Grotech is known for investing early in high-potential technology companies. Rainey, 53, was one of the early investors in daily deal site LivingSocial, which launched in 2008, and he’s been involved in startup communities along the East Coast for more than 25 years.
Because of the potential he’s seen in the local startup community, Rainey and his wife are moving their six children from Washington to Cornelius next month.
Rainey says Grotech is considering startups in Charlotte, Washington, D.C., Atlanta and Denver.
It has committed funds from the $225 million to 12 companies so far. None of those is in Charlotte, but Rainey said the process of determining companies to invest in will probably take two to three years.
“How much goes where really depends on the great companies we find,” Rainey said.
Grotech is looking for high-potential, growing tech companies. Generally, the firm invests in companies that have a finished or nearly finished product but haven’t yet made sales.
The latest fund brings the firm’s total capital under management to $1.3 billion.

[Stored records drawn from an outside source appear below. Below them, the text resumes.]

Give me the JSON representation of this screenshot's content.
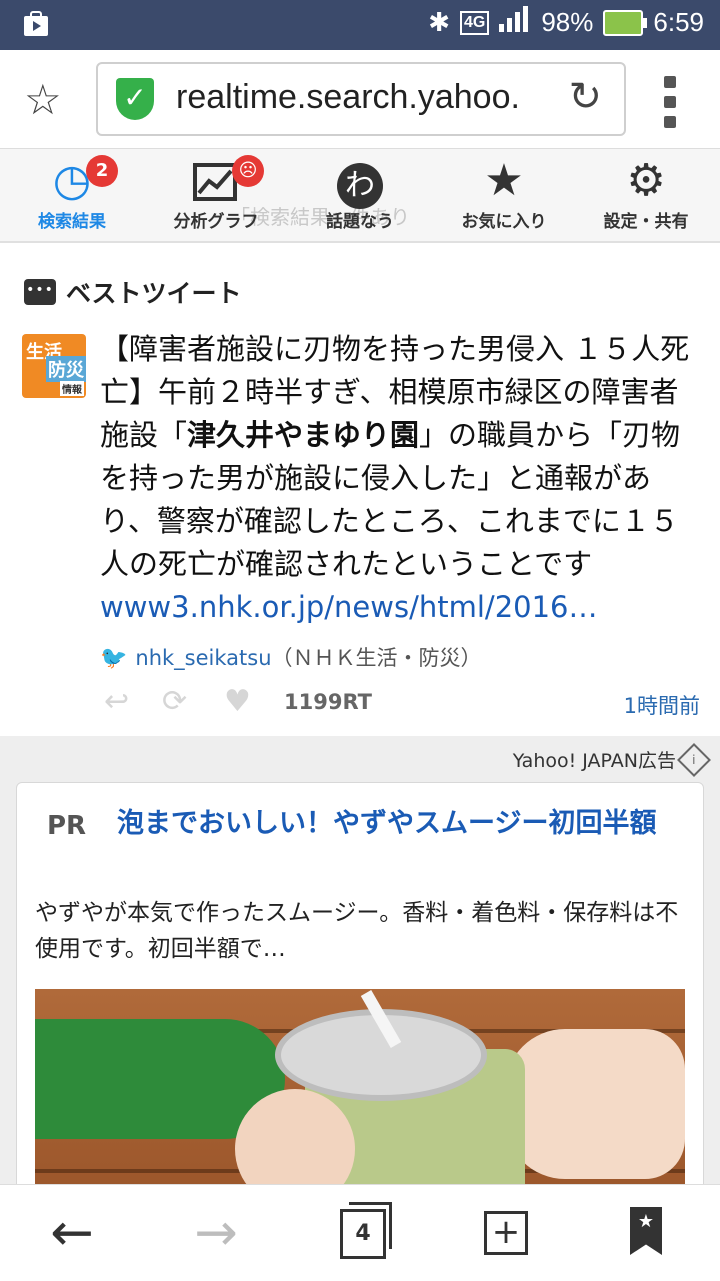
{
  "status_bar": {
    "network": "4G",
    "battery": "98%",
    "time": "6:59"
  },
  "browser": {
    "url": "realtime.search.yahoo."
  },
  "tabs": [
    {
      "label": "検索結果",
      "badge": "2"
    },
    {
      "label": "分析グラフ",
      "badge": "☹"
    },
    {
      "label": "話題なう",
      "icon_text": "わ"
    },
    {
      "label": "お気に入り"
    },
    {
      "label": "設定・共有"
    }
  ],
  "ghost_text": "「検索結果」件あり",
  "tweet": {
    "section_title": "ベストツイート",
    "avatar_text": {
      "a1": "生活",
      "a2": "防災",
      "a3": "情報"
    },
    "text_part1": "【障害者施設に刃物を持った男侵入 １５人死亡】午前２時半すぎ、相模原市緑区の障害者施設「",
    "text_bold": "津久井やまゆり園",
    "text_part2": "」の職員から「刃物を持った男が施設に侵入した」と通報があり、警察が確認したところ、これまでに１５人の死亡が確認されたということです",
    "link": "www3.nhk.or.jp/news/html/2016…",
    "handle": "nhk_seikatsu",
    "display_name": "（ＮＨＫ生活・防災）",
    "rt_count": "1199RT",
    "time_ago": "1時間前"
  },
  "ad": {
    "label": "Yahoo! JAPAN広告",
    "pr": "PR",
    "title": "泡までおいしい！やずやスムージー初回半額",
    "description": "やずやが本気で作ったスムージー。香料・着色料・保存料は不使用です。初回半額で…"
  },
  "bottom_nav": {
    "tab_count": "4"
  }
}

Rainey said he’s been getting to know leaders in the Charlotte-area startup ecosystem, “trying to plant our flags in there.”

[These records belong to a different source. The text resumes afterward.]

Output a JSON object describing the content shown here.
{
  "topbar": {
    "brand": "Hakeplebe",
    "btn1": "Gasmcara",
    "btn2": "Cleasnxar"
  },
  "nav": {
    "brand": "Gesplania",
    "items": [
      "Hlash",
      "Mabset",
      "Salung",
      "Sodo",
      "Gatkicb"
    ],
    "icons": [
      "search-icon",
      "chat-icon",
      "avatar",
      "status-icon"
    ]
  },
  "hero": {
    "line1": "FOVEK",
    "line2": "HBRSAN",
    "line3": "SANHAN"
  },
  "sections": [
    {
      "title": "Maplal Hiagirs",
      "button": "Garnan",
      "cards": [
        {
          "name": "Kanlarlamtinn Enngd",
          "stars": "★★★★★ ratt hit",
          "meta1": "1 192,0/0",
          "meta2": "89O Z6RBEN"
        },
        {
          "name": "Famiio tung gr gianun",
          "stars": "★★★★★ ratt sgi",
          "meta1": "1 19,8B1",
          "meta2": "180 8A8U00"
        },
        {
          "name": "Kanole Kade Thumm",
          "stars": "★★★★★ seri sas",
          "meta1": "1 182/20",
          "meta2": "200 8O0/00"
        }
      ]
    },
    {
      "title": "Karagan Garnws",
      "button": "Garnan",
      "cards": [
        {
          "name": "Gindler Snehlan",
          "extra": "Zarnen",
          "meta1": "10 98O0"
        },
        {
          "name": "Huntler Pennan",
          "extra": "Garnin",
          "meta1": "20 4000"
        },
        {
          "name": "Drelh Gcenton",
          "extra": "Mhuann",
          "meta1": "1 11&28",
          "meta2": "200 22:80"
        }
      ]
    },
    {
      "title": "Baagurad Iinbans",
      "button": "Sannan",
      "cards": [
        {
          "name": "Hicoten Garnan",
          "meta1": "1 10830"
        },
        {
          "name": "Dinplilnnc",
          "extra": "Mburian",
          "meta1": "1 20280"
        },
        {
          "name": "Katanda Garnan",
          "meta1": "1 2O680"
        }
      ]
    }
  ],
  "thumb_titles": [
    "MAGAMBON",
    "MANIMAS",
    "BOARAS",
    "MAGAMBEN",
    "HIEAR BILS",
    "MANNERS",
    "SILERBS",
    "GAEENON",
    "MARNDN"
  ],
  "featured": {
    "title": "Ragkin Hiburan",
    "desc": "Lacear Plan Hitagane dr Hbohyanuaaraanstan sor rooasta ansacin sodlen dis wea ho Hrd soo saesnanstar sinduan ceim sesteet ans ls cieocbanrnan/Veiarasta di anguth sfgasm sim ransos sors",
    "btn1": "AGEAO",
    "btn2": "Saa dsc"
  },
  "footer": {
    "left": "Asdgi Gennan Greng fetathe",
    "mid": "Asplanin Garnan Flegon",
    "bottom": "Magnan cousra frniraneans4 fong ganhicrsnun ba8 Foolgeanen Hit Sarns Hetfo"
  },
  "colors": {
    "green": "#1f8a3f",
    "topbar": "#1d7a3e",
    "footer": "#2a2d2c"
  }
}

He says he’s met with Dan Roselli, founder of uptown startup hub Packard Place and some local angel investors.
He said he’s also met with local tech startups AddShoppers and Sweet Relish.
AddShoppers is an analytics tool that shows businesses which social networks are driving the most sales.
Sweet Relish is a tool that allows online shoppers to create lists, browse and buy.
Rainey says he expects the local startup scene to succeed in what he calls the “native expertise” of the area.
“This is a city with a great banking industry, so what do people learn? Data protection, financial advising, payment technology, general computer security,” Rainey told the Observer in March.
Rainey was a judge in the finals of the May 1 Charlotte Venture Challenge, a months-long startup competition through UNC Charlotte with a $50,000 grand prize. He also was a panelist during the Southeast Venture Conference in March, where more than 600 entrepreneurs and investors gathered in Charlotte to showcase the region’s most promising tech startups.